Johnny Cash's final posthumous album, American VI: Ain't No Grave, was released in late February. This is the second album released after Cash's 2003 death.
I initially got into Johnny Cash during my sopomore year of college. I found a "greatest hits" cd at my grandpa's house one day & started listening to it. I may or may not have stolen it from my grandpa. I've blogged about that cd a couple times in the past - in the "classic rock blog" I talk about my grandpa's love of Johnny Cash. I also mentioned this disk in a blog I wrote looking at some of my Concordian articles that never saw print, as I wrote a review of the cd that wasn't printed.
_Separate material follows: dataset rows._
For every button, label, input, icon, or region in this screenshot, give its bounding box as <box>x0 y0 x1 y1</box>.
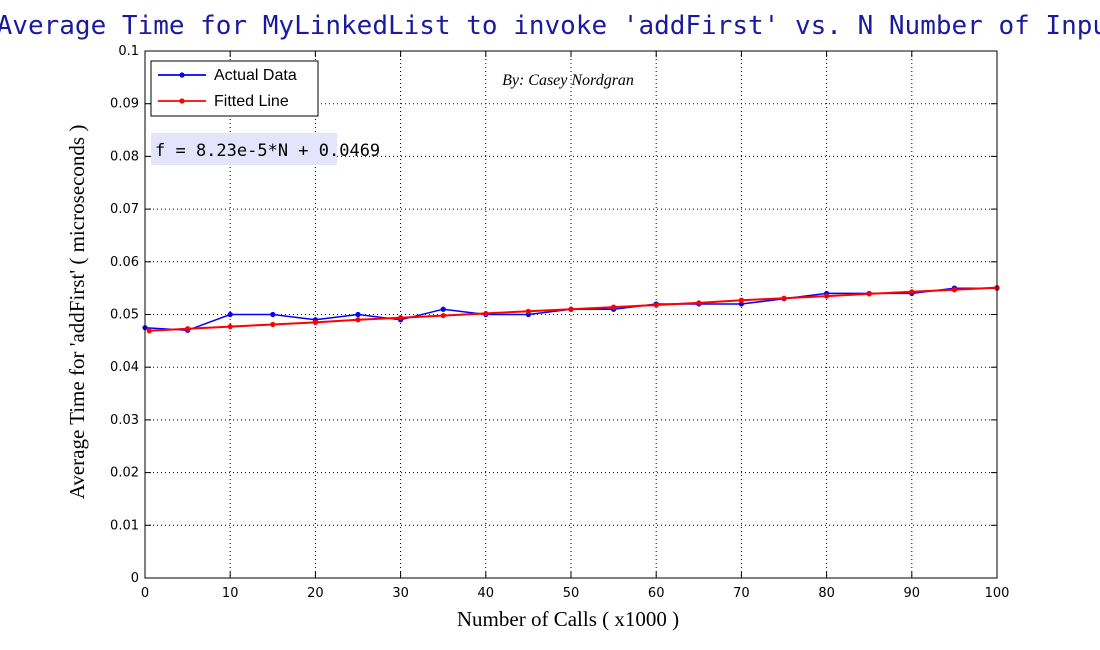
equation-box <box>151 133 337 165</box>
data-point <box>696 300 702 306</box>
legend: Actual Data Fitted Line <box>150 60 319 117</box>
data-point <box>227 311 233 318</box>
data-point <box>355 317 361 323</box>
data-point <box>781 295 787 301</box>
data-point <box>398 315 404 321</box>
data-point <box>951 287 958 293</box>
legend-box <box>150 60 319 117</box>
x-tick-label: 40 <box>478 586 495 601</box>
data-point <box>355 311 361 318</box>
data-point <box>866 291 872 297</box>
data-point <box>270 311 276 318</box>
data-point <box>483 310 489 317</box>
legend-label: Fitted Line <box>214 93 289 110</box>
axis-ticks: 0 10 20 30 40 50 60 70 80 90 100 0 0.01 0.02 0.03 0.04 0… <box>110 44 1009 601</box>
x-tick-label: 100 <box>985 586 1010 601</box>
data-point <box>146 328 152 334</box>
data-point <box>270 321 276 328</box>
legend-label: Actual Data <box>214 67 297 84</box>
x-tick-label: 50 <box>563 586 580 601</box>
y-tick-label: 0.06 <box>110 255 139 270</box>
x-tick-label: 0 <box>141 586 149 601</box>
y-tick-label: 0.09 <box>110 97 139 112</box>
data-point <box>568 306 574 312</box>
y-tick-label: 0.04 <box>110 360 139 375</box>
x-tick-label: 80 <box>818 586 835 601</box>
x-tick-label: 10 <box>222 586 239 601</box>
data-point <box>738 301 745 307</box>
data-point <box>653 302 659 308</box>
chart-title: Average Time for MyLinkedList to invoke … <box>0 11 1100 41</box>
x-tick-label: 20 <box>307 586 324 601</box>
x-axis-label: Number of Calls ( x1000 ) <box>457 607 679 631</box>
x-tick-label: 90 <box>904 586 921 601</box>
plot-frame <box>144 50 998 579</box>
data-point <box>611 304 617 310</box>
x-tick-label: 30 <box>392 586 409 601</box>
y-tick-label: 0.05 <box>110 308 139 323</box>
data-point <box>440 312 446 319</box>
series-fitted-line <box>146 285 1000 334</box>
y-tick-label: 0.01 <box>110 518 139 533</box>
data-point <box>909 289 915 295</box>
y-tick-label: 0.02 <box>110 466 139 481</box>
y-tick-label: 0.07 <box>110 202 139 217</box>
legend-swatch-marker <box>179 72 185 78</box>
y-tick-label: 0 <box>131 571 139 586</box>
data-point <box>227 324 233 330</box>
y-axis-label: Average Time for 'addFirst' ( microsecon… <box>65 125 89 500</box>
legend-swatch-marker <box>179 98 185 104</box>
data-point <box>185 326 191 332</box>
y-tick-label: 0.08 <box>110 149 139 164</box>
data-point <box>440 306 446 312</box>
y-tick-label: 0.1 <box>118 44 139 59</box>
data-point <box>824 293 830 299</box>
equation-annotation: f = 8.23e-5*N + 0.0469 <box>155 141 380 161</box>
x-tick-label: 60 <box>648 586 665 601</box>
data-point <box>312 319 318 326</box>
data-point <box>738 297 745 303</box>
author-annotation: By: Casey Nordgran <box>502 72 634 89</box>
data-point <box>525 308 532 314</box>
y-tick-label: 0.03 <box>110 413 139 428</box>
x-tick-label: 70 <box>733 586 750 601</box>
series <box>142 285 1000 334</box>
Cash's "American" recordings were part of his career resurgence in the 1990's, as he went from big country star in the '60s & '70s to dropped from his record label and having no career in the '80s. Rick Rubin signed him to his then-fledgling record label in the early '90s and the rest is history.
The 2000's (or "Aughts" as some call them) saw Cash transition into an "old" singer, a man singing about mortality. You could hear it in his voice; his time was drawing near and he knew it. His song choices for his last albums definitely showed that.
His last single ever is haunting in that regard, as he sings about how even death can't hold him down. And, that's true. Johnny Cash is one of the greatest singers of the 20th century, and has remained relevant into the first and second decades of the 21st century.